Welche von Jens bzw. Carsten bemängelten Defekte soll wer von uns bzw. anderen befähigten Autoren behoben werden, ist nach diesen eigentlich korrekten Hinweisen, leider auf dem völlig falschen Weg, mail an Dich und zu mir wäre sinnvoller gewesen, eine weitere Zusammenarbeit sinnvoll, anhand Deiner Anmerkungen werde ich in meinen bescheidenen Möglichkeiten zur Folge die Arbeiten an Kamen fortführen und dann die Arbeiten einstellen, da es mir nicht gelingen wird, trotz jahrelanger Bautätigkeit , den sehr hohen Ansprüchen und Maßnahmen in den Vorbereitungen für Objektbau und Modulgestaltung, die ich so aus persönlichen Gründen nicht erbringen kann, von Jens zu genügen !
Juergen_Verheien hat geschrieben: 06.02.2026 10:27:01
welche Ideen hast Du über ein weiteres Vorgehen zur Schadensbegrenzung in Scharnhorst ?

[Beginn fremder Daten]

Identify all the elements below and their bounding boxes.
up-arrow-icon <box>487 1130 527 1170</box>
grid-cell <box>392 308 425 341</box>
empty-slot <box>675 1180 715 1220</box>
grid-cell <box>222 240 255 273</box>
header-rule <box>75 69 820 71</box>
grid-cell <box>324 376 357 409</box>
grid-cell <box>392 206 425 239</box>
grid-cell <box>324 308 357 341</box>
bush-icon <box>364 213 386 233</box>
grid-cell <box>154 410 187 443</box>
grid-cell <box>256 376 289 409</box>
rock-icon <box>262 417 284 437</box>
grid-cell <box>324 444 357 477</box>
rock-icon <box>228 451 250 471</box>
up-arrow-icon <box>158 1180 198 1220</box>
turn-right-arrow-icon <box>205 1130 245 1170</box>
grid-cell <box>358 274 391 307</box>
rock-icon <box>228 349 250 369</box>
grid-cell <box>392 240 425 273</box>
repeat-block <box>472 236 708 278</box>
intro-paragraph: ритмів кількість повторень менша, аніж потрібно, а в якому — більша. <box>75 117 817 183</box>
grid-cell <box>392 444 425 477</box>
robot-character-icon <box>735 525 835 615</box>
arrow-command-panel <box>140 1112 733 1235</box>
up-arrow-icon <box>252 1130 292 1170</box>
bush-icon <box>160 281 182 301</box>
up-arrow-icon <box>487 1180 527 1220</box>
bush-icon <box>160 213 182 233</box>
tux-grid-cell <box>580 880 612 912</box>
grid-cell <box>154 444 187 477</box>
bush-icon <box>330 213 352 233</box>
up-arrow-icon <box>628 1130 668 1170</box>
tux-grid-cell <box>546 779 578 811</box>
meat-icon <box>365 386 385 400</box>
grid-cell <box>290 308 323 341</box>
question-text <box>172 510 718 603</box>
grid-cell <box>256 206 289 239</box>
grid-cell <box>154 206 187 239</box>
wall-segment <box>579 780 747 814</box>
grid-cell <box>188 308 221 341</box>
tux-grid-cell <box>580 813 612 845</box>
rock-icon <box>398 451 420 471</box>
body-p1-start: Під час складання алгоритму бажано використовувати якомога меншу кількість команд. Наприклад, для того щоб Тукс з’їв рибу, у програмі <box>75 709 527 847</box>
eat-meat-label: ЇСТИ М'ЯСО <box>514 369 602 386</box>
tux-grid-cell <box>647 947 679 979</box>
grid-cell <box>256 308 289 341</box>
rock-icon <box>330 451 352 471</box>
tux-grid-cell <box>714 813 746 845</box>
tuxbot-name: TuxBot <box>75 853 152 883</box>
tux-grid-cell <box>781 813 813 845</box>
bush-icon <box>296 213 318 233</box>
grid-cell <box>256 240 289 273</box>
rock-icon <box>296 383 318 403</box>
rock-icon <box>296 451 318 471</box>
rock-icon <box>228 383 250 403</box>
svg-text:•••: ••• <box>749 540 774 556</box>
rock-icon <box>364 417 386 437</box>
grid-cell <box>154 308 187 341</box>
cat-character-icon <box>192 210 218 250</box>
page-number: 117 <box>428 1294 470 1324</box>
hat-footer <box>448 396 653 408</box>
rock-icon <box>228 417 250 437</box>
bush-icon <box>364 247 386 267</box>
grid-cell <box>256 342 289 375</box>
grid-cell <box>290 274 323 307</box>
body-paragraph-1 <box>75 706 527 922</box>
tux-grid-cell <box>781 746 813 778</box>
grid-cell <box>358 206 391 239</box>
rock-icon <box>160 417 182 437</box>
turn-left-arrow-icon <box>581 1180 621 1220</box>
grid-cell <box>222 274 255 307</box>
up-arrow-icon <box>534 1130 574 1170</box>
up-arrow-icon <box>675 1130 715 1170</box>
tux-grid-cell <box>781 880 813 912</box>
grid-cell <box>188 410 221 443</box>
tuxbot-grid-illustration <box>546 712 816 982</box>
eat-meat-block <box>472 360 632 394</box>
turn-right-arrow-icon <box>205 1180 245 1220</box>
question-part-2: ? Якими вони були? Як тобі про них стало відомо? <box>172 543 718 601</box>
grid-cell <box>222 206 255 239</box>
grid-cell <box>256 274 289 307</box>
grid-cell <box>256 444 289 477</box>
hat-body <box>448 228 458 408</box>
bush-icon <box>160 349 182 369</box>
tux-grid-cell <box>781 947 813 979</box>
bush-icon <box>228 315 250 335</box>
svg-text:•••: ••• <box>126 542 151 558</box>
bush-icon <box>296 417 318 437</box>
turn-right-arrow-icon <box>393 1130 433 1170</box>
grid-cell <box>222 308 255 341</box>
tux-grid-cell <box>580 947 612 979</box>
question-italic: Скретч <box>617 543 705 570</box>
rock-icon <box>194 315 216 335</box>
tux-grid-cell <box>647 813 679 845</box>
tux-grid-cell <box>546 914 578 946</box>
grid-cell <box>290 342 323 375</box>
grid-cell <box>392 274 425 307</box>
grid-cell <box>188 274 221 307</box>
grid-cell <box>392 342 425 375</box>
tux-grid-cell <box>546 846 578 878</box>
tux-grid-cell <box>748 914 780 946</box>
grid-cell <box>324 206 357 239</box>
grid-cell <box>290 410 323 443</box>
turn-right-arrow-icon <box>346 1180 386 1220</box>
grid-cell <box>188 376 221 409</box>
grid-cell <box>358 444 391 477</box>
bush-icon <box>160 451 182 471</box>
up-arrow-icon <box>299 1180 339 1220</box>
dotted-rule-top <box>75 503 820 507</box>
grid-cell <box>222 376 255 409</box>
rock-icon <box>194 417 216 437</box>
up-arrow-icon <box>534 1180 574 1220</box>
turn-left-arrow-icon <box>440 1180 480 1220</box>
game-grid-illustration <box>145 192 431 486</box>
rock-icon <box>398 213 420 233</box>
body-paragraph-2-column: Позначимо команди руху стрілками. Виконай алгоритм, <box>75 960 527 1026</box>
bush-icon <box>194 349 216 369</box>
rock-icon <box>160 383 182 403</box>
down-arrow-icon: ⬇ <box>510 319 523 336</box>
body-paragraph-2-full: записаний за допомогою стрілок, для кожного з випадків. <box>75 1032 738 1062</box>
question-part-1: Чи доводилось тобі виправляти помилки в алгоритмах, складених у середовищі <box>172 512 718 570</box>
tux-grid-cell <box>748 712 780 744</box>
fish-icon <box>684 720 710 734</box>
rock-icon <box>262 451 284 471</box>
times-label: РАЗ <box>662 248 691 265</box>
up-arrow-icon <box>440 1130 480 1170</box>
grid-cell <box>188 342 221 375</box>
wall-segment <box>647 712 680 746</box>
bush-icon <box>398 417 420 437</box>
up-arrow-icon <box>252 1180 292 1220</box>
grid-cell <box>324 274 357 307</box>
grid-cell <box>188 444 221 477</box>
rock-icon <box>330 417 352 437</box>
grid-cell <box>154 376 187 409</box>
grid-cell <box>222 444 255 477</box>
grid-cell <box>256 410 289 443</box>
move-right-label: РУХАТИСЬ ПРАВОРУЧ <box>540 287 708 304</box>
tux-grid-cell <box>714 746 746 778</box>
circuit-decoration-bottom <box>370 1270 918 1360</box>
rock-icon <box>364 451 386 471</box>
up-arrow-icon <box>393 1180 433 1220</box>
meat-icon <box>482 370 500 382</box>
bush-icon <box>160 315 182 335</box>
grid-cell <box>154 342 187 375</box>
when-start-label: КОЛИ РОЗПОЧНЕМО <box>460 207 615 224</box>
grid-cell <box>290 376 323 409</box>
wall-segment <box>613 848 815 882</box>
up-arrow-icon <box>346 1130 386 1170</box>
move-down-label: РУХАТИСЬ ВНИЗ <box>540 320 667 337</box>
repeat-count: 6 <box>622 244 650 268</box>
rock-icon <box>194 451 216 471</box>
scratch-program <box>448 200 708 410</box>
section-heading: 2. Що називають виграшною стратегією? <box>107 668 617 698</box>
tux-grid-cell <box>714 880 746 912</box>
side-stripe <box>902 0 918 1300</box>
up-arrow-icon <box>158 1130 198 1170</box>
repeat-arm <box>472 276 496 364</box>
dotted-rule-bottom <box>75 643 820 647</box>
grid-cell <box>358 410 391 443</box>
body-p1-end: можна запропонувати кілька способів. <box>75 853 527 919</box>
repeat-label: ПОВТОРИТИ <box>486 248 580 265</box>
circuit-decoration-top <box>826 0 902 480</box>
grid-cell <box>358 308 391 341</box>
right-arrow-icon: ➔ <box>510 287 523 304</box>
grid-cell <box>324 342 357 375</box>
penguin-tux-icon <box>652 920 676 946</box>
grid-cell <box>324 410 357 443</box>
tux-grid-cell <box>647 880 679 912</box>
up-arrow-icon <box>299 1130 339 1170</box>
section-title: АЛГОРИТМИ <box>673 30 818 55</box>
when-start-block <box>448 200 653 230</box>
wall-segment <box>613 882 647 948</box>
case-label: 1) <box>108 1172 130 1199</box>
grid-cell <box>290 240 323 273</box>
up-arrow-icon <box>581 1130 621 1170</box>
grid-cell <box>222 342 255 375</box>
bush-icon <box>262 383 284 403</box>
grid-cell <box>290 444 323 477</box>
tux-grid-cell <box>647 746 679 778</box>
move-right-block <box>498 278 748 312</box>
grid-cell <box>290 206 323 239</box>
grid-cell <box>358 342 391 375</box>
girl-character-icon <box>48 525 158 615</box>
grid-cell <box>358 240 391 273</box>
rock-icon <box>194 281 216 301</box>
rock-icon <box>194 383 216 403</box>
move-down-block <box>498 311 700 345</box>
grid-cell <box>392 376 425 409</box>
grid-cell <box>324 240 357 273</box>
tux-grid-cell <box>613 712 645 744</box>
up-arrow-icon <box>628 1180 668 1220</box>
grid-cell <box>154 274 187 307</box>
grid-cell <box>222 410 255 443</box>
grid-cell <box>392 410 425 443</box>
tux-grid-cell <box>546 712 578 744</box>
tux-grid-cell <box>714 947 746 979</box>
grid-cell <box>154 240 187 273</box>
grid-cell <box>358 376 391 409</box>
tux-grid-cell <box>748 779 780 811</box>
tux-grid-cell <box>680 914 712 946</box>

In meiner Entwicklungsversion ist inzwischen schon wieder einiges passiert dort. Das würde ich jetzt gerne erstmal unter die Leute bringen mit dem nächsten Paket. Danach können wir schauen ob sich vielleicht ein Freiwilliger als Brückenbauingenieur findet.
Und ansonsten möchte ich sagen: Wir können gerne an weiteren Streckenmodulen so weiterarbeiten wie zuletzt. Das heißt ich mache meine Bahntechnik so gut ich kann, und Jürgen macht seine Gebäude und Landschaft so gut er kann. Ich werde die Landschaften bei Bedarf behutsam nacharbeiten. Dass mein persönliches Interesse an den Strecken allerdings an der Gewerke-Grenze der Bahntechnik endet, damit wird die Gemeinde leben müssen.
Zur Beruhigung der Leute, die der Meinung sind "hier werden Bahnhöfe die man eigentlich vernünftig machen sollte für alle Zeiten verbrannt": Ich werde mit Jürgen nicht nach Hamm reingehen. Wir machen stattdessen Dorfbahnhöfe mit niedriger Fallhöhe. Bönen oder Rhynern zum Beispiel.
Zuletzt geändert von Alwin Meschede am 06.02.2026 13:04:45, insgesamt 4-mal geändert.